For this very reason!
THIS IS PURELY SPECULATIVE!
The founders of Manus AI could not compete in the shark-infested market—arguably the most competitive in the world: China. Manus wanted to differentiate itself from the competition, and the only realistic way to do so was outside China, due to existing regulations and pre-existing constraints (a.k.a. the CPC). I specifically said the CPC because Manus intended to differentiate by building a platform free from the traditional constraints inherent in China's ecosystem.
They saw the opportunity and jumped at the chance to set up shop in Singapore—a country deeply connected and integrated with all major Western financial hubs, as well as a key shipping and docking stop in Southeast Asia.
From there, the company worked hard to grow and take itself to new heights.
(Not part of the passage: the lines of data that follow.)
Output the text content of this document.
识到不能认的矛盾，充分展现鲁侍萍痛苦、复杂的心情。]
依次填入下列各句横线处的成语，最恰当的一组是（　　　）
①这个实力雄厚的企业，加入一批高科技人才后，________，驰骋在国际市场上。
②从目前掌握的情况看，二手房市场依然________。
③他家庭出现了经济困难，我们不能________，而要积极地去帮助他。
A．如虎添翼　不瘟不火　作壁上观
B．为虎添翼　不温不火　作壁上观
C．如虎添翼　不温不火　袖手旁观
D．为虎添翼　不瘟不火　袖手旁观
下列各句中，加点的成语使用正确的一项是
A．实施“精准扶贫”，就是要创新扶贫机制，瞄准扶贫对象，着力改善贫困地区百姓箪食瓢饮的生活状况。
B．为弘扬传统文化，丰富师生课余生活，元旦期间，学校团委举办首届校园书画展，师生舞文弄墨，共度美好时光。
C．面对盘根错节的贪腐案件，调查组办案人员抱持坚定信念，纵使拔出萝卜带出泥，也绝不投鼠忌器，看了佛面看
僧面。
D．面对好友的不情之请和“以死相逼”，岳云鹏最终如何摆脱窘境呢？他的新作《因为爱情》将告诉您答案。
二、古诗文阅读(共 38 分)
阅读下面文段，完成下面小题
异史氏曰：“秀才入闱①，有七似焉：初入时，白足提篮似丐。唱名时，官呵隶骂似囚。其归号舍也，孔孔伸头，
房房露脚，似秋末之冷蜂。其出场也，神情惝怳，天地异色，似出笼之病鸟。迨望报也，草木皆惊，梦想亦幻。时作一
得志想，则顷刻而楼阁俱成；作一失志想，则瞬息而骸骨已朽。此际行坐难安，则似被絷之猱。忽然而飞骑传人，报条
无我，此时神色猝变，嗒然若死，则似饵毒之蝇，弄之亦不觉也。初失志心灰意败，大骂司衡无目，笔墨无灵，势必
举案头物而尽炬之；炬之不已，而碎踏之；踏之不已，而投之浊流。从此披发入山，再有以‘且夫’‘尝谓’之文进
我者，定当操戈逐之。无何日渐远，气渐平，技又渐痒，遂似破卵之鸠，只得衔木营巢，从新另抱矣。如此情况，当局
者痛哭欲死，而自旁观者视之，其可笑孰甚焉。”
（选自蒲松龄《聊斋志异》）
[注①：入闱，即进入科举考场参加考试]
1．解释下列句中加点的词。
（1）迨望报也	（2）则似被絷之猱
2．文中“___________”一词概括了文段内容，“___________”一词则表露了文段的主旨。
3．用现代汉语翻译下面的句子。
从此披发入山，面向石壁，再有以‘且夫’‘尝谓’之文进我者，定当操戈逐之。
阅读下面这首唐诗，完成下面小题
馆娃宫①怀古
They achieved this by constantly pushing product developments and introducing new features (even if those features didn't always work exactly as marketed or advertised). The important metric was to build enough hype—since hype is the currency most coveted and always in vogue with Western financial institutions, investors, and above all, U.S. tech giants like Meta.
We all know that among the Magnificent 7 companies (Meta, Alphabet, Apple, Tesla, Nvidia, etc.), Meta has been the weakest—or at least, that's the growing perception in both public and private spheres. Despite the company's massive hiring and spending binge, it has yet to produce an AI product on par with Anthropic's Claude Opus, ChatGPT, Google's Gemini/Nano, or even Elon Musk's Grok...
This latest announcement of Meta essentially acquiring Manus AI is their way of getting the market—and the so-called experts—to talk about Meta in a way that makes it seem less like an afterthought.